And speaking of the acting on display, what Air does exceptionally well to dull the perceptions of being Nike propaganda is to be a film built primarily on the foundation of its many stellar performances. Serving as a showcase for its cast, the talky nature of its premise means Air had no choice but to be carried by them and, across the board, everybody was prepared to do that heavy lifting with affable chemistry.
Damon’s established charms being more subdued and pointed as the spiraling Vaccaro, Affleck’s clueless Knight being a fruitful punchline on the thinly veiled egotism of CEOs, Viola Davis returning to a role she has perfected through her career (the steadfast maternal figure) and giving the film its elusive emotional core: everybody on the cast astounds with how they play the material, finding the right moments to play up the absurdity of the very premise or to paint these corporate stand-ins of Nike as real human beings.
This includes the contrast between Matthew Maher playing Air Jordan designer Peter Moore like some kind of sagely “shoe wizard” cowering in the bowels of the Nike building and Chris Tucker playing head of Nike’s basketball division as a past-his-prime former player adjusting to his corporate career with embittered humor. The absence of Michael Jordan as a character at all in the film stands out as a strange omission, but through the work of the presiding ensemble, they carve out a space for the larger-than-life icon to be felt through their exchanges about him and through him.

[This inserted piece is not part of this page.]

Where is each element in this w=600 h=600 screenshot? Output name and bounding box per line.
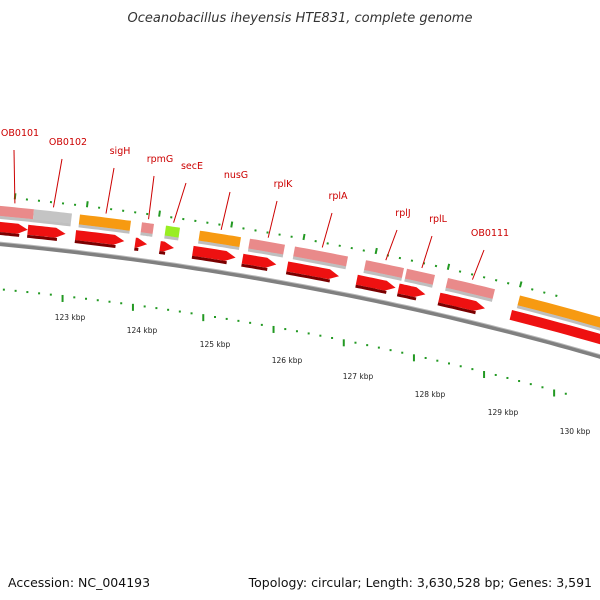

The film overall crackles with an unexpected energy that, despite the obviously unignorable corporate backing, I am hesitant to cast as entirely in service of brand promotion. Affleck, to his credit, does not allow his film to come across as uncritical, unchecked Nike propaganda and manages to sneak in some comparably subversive perspective, given the assignment at hand. Several montages are mixed into the film that harp on the explosion of consumerism during the 1980s and the manner in which athletes are gradually being dehumanized as they are perceived as extensions of the products by which they are represented.
While always frustratingly stopping short of just coming out and saying it or saying anything directly critical of its corporate backer, Air routinely flirts with painting this scenario, which directly led to Nike’s ascension to global-conglomerate status with less-than-glowing reverence. It’s hard not to think Affleck and Convery were making a point when, during the required cliché of the “where are they now” montage, the only detail offered about Phil Knight is the relatively paltry amount of his astronomical wealth he has donated to charity.
To be generous, ideologically Air exists somewhere in the middle ground between an 112-minute commercial for Air Jordans and a Marxist critique of corporate interest in professional athletics. Messy fence-sitting aside, Air is a tremendously entertaining film that takes the benign minutia of boardroom politicking and makes it equally hilarious and dramatic. Outside of those (undoubtedly mandated) moments that grant grating heroic gravitas to executives looking to line their pockets, the film really brings you into the moment and mines the story for every laugh and emotional twist it is probably worth.